The Women Behind "The Women" (10:00) is a hybrid PSA for girls' self esteem issues/behind the scenes featurette. After an intro from English, we are introduced to "Junior Journalist" Cammy Nelson. Cammy visits the Boston set of the film to meet and interview the cast and crew and ostensibly answer the question "What is real beauty?" Cammy narrates her journey with extensive behind the scenes footage mixed with interviews of English, Pearman, production designer Jane Musky, makeup department head Julie Hewett, Ryan, Bening Messing, Smith, and Ennenga. The whole thing is tied into the Dove [yes, the soap company] Campaign for Real Beauty, and boils down to a superficial message that each of us has our own beauty. This is not something viewers are likely to watch twice, but it provides the only behind the scenes glimpses of the crew on the disc, so it might be worth watching once.

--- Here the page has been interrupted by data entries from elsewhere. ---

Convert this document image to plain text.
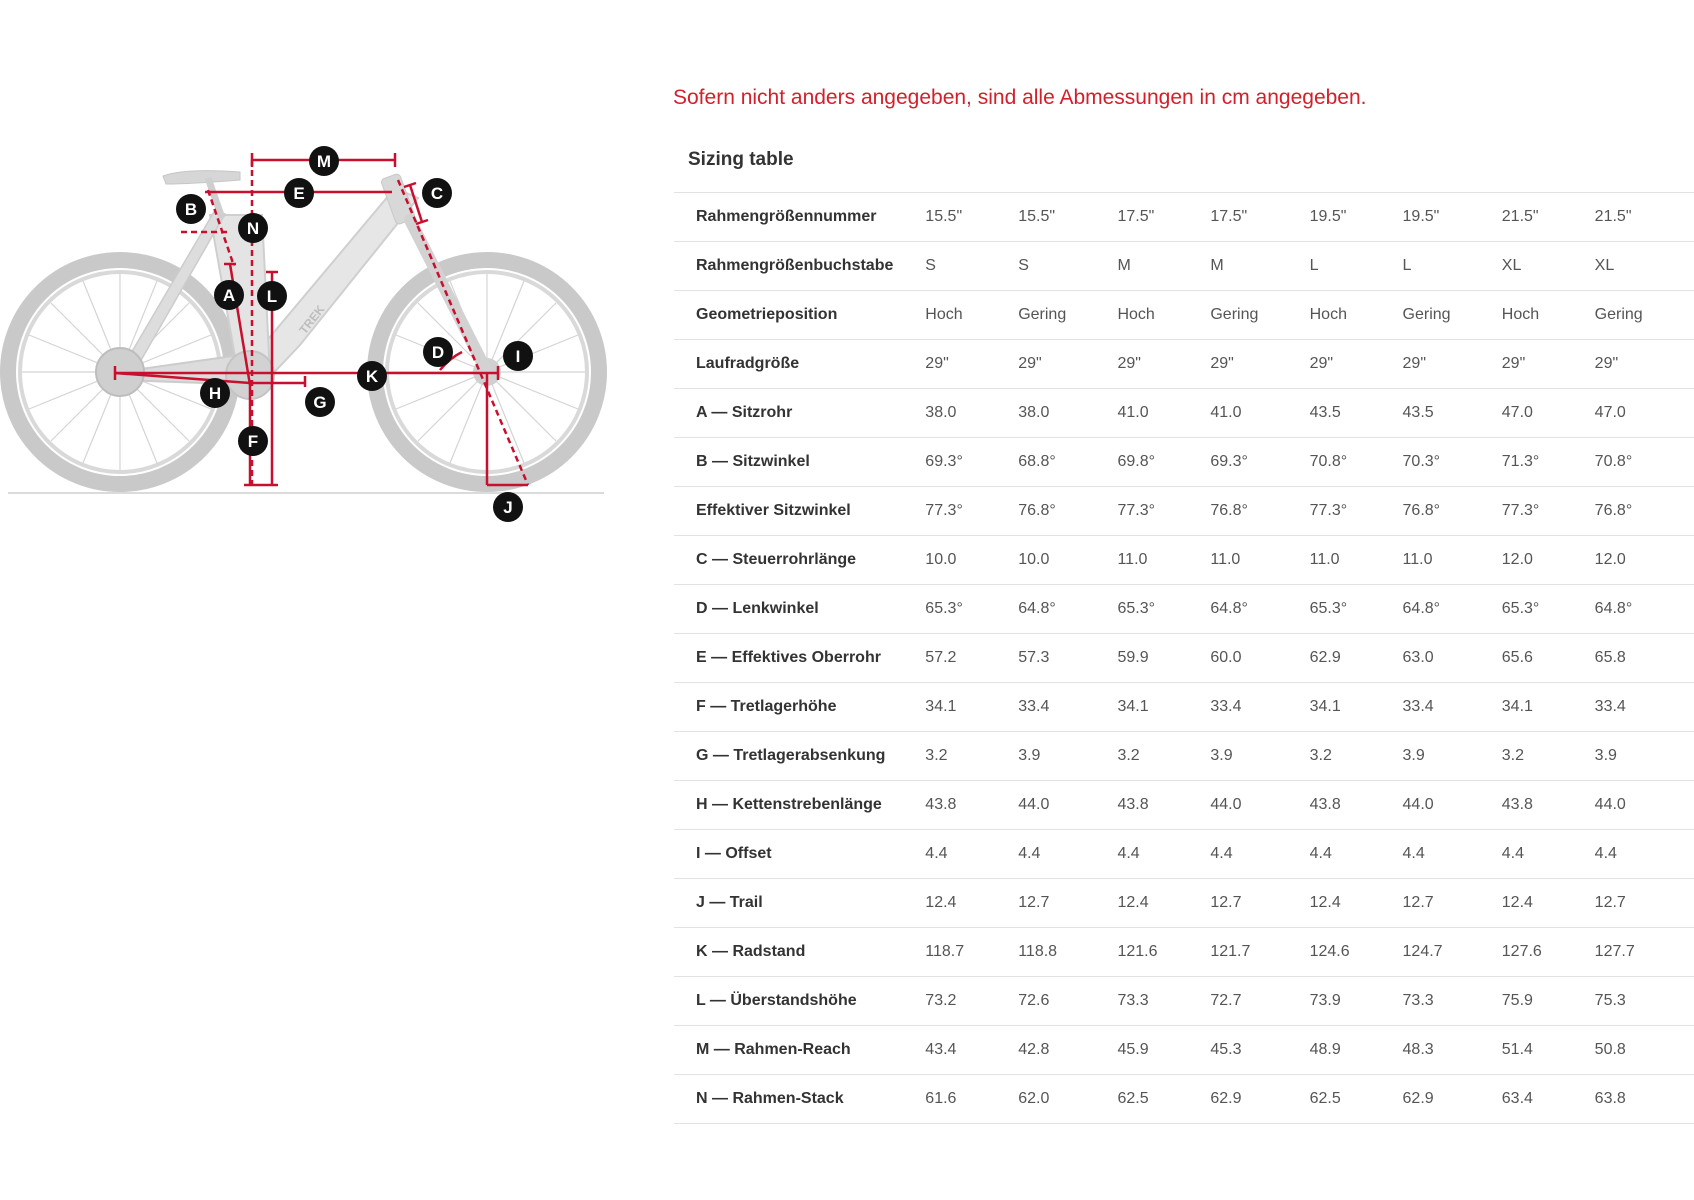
TREK
M
E	C
B
N
A L
D	I
K
H	G
F
J
Sofern nicht anders angegeben, sind alle Abmessungen in cm angegeben.
Sizing table
Rahmengrößennummer	15.5"	15.5"	17.5"	17.5"	19.5"	19.5"	21.5"	21.5"
Rahmengrößenbuchstabe	S	S	M	M	L	L	XL	XL
Geometrieposition	Hoch	Gering	Hoch	Gering	Hoch	Gering	Hoch	Gering
Laufradgröße	29"	29"	29"	29"	29"	29"	29"	29"
A — Sitzrohr	38.0	38.0	41.0	41.0	43.5	43.5	47.0	47.0
B — Sitzwinkel	69.3°	68.8°	69.8°	69.3°	70.8°	70.3°	71.3°	70.8°
Effektiver Sitzwinkel	77.3°	76.8°	77.3°	76.8°	77.3°	76.8°	77.3°	76.8°
C — Steuerrohrlänge	10.0	10.0	11.0	11.0	11.0	11.0	12.0	12.0
D — Lenkwinkel	65.3°	64.8°	65.3°	64.8°	65.3°	64.8°	65.3°	64.8°
E — Effektives Oberrohr	57.2	57.3	59.9	60.0	62.9	63.0	65.6	65.8
F — Tretlagerhöhe	34.1	33.4	34.1	33.4	34.1	33.4	34.1	33.4
G — Tretlagerabsenkung	3.2	3.9	3.2	3.9	3.2	3.9	3.2	3.9
H — Kettenstrebenlänge	43.8	44.0	43.8	44.0	43.8	44.0	43.8	44.0
I — Offset	4.4	4.4	4.4	4.4	4.4	4.4	4.4	4.4
J — Trail	12.4	12.7	12.4	12.7	12.4	12.7	12.4	12.7
K — Radstand	118.7	118.8	121.6	121.7	124.6	124.7	127.6	127.7
L — Überstandshöhe	73.2	72.6	73.3	72.7	73.9	73.3	75.9	75.3
M — Rahmen-Reach	43.4	42.8	45.9	45.3	48.9	48.3	51.4	50.8
N — Rahmen-Stack	61.6	62.0	62.5	62.9	62.5	62.9	63.4	63.8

Additional Scenes (6:24 w/Play All) is a collection of two substantial deleted scenes that can be viewed either separately or together via a 'Play All" selection
- Going Through the Guilty Stage (1:25) features Crystal and her friends at her apartment discussing developments in her relationship with Mary's husband and her new gig as a soap opera actress
- Who Are You, Mary? (4:58) Greatly extends the scene where Mary and Leah share a joint at the health getaway to include a story beat where Sylvia drives up to see her to apologize for her part in some gossip that was printed about her which leads in to a disastrous attempt by a reconciliatory-minded Mary to call her husband. This scene might have helped the film since in the final cut, Mary's forgiveness of Sylvia for the gossip incident seems so immediate and abrupt that one wonders why the incident was included.
The double sided single layered DVD-10 disc is packaged in a standard Amaray case with a cover image that is as poorly photoshopped as it is heavily airbrushed. The 16:9 enhanced widescreen and reformatted 4:3 versions of the film are the only differences between the disc sides, which otherwise repeat identical promos and extras. An insert to the case offers an access code to download a reduced price digital copy for Windows XP/Vista PCs and Windows "Playsforsure" compatible portable devices.
Despite an impressive all-female cast, Diane English's modern updating of The Women miscalculates by dialing down the cattiness of its theatrical and cinematic predecessors without replacing it with anything as sharp or witty. It is presented on DVD with a bit-starved encoding that will not present well on large displays and a good rendering of the unambitious theatrical sound mix. Extras are modest, with the highlight being two substantial deleted scenes.